Here’s one quick, simple exercise to get creative muscles warmed up. We learned it from David’s mentor, Bob McKim, back when David was a product design student. It’s called Thirty Circles, and you can do it on your own or in a group. The goal is to push people to test their creativity by turning circles into recognizable objects in a very short period of time.
Tool: Thirty Circles Exercise
Participants: Solo or groups of any size
Time: 3 minutes, plus discussion
Supplies: Pen and a piece of paper (per person) with 30 blank circles on it of approximately the same size. (Template here. We recommend printing it on an oversized sheet of paper. You can also just ask everyone to draw their own 30 circles on a blank piece of paper.)

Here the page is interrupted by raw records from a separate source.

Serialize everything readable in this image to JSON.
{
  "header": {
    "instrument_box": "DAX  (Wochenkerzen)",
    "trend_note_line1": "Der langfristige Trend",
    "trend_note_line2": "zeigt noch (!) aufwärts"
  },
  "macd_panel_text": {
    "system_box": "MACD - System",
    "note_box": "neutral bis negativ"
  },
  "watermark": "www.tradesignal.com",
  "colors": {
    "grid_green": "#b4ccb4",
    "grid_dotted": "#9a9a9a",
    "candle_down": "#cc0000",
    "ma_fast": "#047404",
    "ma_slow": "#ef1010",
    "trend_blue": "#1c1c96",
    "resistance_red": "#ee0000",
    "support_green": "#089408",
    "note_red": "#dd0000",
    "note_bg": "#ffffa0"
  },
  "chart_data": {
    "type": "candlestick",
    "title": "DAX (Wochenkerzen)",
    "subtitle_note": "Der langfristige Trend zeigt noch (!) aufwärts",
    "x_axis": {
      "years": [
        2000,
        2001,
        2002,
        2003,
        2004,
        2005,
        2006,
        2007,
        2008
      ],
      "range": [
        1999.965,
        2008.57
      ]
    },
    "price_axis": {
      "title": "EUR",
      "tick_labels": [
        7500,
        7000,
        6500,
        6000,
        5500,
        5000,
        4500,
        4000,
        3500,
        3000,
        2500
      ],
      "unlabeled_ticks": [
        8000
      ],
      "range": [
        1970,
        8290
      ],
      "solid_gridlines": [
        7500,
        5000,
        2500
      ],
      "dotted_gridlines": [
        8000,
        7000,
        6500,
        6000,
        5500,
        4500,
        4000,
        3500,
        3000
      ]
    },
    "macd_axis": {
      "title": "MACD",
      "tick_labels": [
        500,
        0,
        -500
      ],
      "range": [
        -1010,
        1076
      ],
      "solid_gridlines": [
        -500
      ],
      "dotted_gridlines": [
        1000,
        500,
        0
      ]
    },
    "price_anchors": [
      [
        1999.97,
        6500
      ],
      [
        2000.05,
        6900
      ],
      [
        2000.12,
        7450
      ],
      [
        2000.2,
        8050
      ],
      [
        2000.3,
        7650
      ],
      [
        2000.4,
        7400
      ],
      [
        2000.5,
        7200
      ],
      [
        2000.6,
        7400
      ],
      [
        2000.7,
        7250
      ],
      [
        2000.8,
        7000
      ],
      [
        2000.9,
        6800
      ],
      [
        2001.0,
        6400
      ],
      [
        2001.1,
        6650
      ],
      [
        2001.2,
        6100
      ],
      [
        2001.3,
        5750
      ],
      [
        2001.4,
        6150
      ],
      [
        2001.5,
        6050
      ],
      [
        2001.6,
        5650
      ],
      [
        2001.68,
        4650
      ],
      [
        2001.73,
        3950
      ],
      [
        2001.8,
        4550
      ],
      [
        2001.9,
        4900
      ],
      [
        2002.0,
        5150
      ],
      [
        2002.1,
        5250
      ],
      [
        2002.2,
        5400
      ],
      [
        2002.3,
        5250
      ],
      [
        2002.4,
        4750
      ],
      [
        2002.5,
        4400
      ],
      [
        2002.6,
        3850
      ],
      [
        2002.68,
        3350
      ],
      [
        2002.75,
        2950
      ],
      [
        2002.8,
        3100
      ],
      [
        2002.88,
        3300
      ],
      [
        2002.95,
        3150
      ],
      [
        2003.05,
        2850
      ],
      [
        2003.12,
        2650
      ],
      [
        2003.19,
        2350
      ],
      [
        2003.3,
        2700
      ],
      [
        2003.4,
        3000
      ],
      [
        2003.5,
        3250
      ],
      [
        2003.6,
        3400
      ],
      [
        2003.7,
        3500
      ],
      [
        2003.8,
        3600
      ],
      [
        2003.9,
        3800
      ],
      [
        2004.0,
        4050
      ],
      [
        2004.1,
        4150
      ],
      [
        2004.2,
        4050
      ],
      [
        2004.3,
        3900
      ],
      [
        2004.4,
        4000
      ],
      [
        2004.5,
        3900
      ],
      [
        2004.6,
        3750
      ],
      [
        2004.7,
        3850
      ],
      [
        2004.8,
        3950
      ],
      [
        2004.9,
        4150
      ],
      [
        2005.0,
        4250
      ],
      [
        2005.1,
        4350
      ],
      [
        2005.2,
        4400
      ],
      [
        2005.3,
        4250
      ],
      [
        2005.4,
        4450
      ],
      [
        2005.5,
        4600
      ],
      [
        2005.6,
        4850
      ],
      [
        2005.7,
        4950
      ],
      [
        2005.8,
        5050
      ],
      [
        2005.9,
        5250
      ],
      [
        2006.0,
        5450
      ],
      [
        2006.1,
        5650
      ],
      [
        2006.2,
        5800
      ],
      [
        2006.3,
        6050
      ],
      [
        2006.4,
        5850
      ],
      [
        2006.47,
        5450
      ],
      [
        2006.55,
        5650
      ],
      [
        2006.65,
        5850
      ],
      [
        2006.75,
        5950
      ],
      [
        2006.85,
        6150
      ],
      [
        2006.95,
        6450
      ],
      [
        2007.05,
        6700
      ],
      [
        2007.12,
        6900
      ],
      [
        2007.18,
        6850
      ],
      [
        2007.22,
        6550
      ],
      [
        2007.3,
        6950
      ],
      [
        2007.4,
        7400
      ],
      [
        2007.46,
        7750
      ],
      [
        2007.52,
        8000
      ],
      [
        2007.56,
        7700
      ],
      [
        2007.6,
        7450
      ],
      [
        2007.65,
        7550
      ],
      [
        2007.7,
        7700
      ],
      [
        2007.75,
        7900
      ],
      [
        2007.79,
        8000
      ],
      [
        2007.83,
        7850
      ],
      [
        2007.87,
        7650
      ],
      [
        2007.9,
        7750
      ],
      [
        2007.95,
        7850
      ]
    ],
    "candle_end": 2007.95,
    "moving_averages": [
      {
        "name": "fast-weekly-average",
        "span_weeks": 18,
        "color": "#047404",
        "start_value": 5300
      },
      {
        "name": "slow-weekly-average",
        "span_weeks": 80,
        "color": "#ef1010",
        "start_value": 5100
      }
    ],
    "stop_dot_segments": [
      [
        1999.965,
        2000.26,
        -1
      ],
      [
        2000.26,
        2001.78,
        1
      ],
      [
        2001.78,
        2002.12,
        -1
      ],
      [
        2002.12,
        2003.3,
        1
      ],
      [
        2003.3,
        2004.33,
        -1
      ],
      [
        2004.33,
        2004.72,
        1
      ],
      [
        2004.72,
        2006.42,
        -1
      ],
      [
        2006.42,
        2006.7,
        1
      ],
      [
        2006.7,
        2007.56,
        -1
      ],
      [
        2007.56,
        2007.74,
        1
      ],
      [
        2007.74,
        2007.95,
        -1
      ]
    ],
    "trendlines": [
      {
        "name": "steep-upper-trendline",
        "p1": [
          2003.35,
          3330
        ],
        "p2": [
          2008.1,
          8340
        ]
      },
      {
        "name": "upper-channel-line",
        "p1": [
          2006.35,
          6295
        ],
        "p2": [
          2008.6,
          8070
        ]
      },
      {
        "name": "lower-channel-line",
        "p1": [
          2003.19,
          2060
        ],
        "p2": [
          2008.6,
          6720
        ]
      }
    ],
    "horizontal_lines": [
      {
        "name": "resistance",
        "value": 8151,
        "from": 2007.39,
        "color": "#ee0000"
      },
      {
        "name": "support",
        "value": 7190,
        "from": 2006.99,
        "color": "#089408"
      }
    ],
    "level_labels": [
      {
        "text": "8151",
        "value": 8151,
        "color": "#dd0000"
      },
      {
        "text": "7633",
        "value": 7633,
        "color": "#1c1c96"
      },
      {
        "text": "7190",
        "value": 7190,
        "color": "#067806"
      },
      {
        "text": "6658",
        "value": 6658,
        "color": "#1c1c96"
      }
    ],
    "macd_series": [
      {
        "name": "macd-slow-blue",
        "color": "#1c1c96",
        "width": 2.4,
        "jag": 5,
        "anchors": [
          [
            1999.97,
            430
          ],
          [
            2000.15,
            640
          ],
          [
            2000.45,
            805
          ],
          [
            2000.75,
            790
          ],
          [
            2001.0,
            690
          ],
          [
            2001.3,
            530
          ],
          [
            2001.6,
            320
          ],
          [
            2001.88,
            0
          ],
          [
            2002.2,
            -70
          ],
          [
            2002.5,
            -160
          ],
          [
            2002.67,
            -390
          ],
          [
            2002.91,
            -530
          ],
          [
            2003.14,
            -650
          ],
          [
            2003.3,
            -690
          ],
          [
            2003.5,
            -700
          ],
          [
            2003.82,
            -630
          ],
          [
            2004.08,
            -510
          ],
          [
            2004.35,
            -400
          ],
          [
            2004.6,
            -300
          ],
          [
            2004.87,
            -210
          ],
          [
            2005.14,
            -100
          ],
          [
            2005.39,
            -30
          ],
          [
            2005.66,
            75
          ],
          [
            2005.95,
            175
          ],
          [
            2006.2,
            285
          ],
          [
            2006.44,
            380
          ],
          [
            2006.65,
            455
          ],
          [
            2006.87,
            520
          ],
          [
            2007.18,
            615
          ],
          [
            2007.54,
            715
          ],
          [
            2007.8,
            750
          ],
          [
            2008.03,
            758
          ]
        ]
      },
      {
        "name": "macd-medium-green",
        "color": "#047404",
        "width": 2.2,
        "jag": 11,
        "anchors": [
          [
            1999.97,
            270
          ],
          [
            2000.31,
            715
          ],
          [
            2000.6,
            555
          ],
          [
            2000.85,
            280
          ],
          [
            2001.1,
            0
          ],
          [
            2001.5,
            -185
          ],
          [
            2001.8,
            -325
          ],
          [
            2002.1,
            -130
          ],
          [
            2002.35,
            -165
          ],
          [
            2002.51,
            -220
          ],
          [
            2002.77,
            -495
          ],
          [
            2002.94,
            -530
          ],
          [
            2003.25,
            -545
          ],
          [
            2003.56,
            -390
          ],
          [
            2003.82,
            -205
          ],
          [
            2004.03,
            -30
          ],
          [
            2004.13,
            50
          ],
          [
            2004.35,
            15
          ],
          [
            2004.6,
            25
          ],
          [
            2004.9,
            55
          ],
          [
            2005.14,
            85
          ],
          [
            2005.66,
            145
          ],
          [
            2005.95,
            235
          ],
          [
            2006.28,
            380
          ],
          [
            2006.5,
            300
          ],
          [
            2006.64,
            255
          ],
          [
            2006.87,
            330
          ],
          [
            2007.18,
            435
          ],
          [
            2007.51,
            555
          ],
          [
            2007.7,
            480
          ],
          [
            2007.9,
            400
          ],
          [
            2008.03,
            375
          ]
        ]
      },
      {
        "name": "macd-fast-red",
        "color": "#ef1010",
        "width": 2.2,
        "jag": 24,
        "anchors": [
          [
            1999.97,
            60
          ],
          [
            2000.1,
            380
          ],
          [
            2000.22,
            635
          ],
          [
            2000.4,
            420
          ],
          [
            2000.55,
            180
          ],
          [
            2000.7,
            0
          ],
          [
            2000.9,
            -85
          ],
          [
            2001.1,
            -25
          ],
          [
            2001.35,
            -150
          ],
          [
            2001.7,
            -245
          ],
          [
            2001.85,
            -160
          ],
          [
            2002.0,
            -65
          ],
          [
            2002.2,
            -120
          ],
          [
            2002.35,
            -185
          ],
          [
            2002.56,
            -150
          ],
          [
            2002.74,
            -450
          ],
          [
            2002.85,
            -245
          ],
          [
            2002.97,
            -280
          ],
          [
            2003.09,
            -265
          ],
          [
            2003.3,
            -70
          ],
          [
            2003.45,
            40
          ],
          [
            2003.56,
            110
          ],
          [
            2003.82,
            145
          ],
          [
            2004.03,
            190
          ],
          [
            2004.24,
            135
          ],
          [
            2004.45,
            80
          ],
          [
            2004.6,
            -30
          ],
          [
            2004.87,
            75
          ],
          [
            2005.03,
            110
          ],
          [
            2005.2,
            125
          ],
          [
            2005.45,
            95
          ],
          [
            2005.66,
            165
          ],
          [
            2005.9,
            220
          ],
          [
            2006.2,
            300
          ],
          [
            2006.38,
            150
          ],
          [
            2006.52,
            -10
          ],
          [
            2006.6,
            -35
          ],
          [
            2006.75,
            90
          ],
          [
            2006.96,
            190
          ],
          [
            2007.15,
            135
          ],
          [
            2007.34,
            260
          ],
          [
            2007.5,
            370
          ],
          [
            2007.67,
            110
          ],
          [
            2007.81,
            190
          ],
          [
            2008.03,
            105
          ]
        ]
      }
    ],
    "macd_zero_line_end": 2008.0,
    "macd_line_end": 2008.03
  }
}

Step 1: Give each participant one 30 Circles sheet of paper and something to draw with.
Step 2: Turn as many of the blank circles as possible into recognizable objects in three minutes (think clock faces, billiard balls, etc.)
Step 3: Compare results. Look for the quantity or fluency of ideas. How many people filled in ten, fifteen, twenty or more circles? (Typically most people don’t finish.) Next, look for diversity or flexibility in ideas. See if the ideas are derivative (a basketball, a baseball, a volleyball) or distinct (a planet, a cookie, a happy face). Did anyone “break the rules” and combine circles (a snowman or a traffic light)? Were the rules explicit, or just assumed?
Besides being a great warm-up exercise, Thirty Circles offers a quick lesson about ideation. When you generate ideas, you are balancing two goals: fluency (the speed and quantity of ideas) and flexibility (ideas that are truly different and distinct). We know from experience that it’s easier to have a great idea if you have many to choose from. But if you have a lot of ideas that are just variations on a theme, you might really only have one idea with twenty-nine other versions. When you combine fluency and flexibility, you can generate a rich array of concepts to choose from.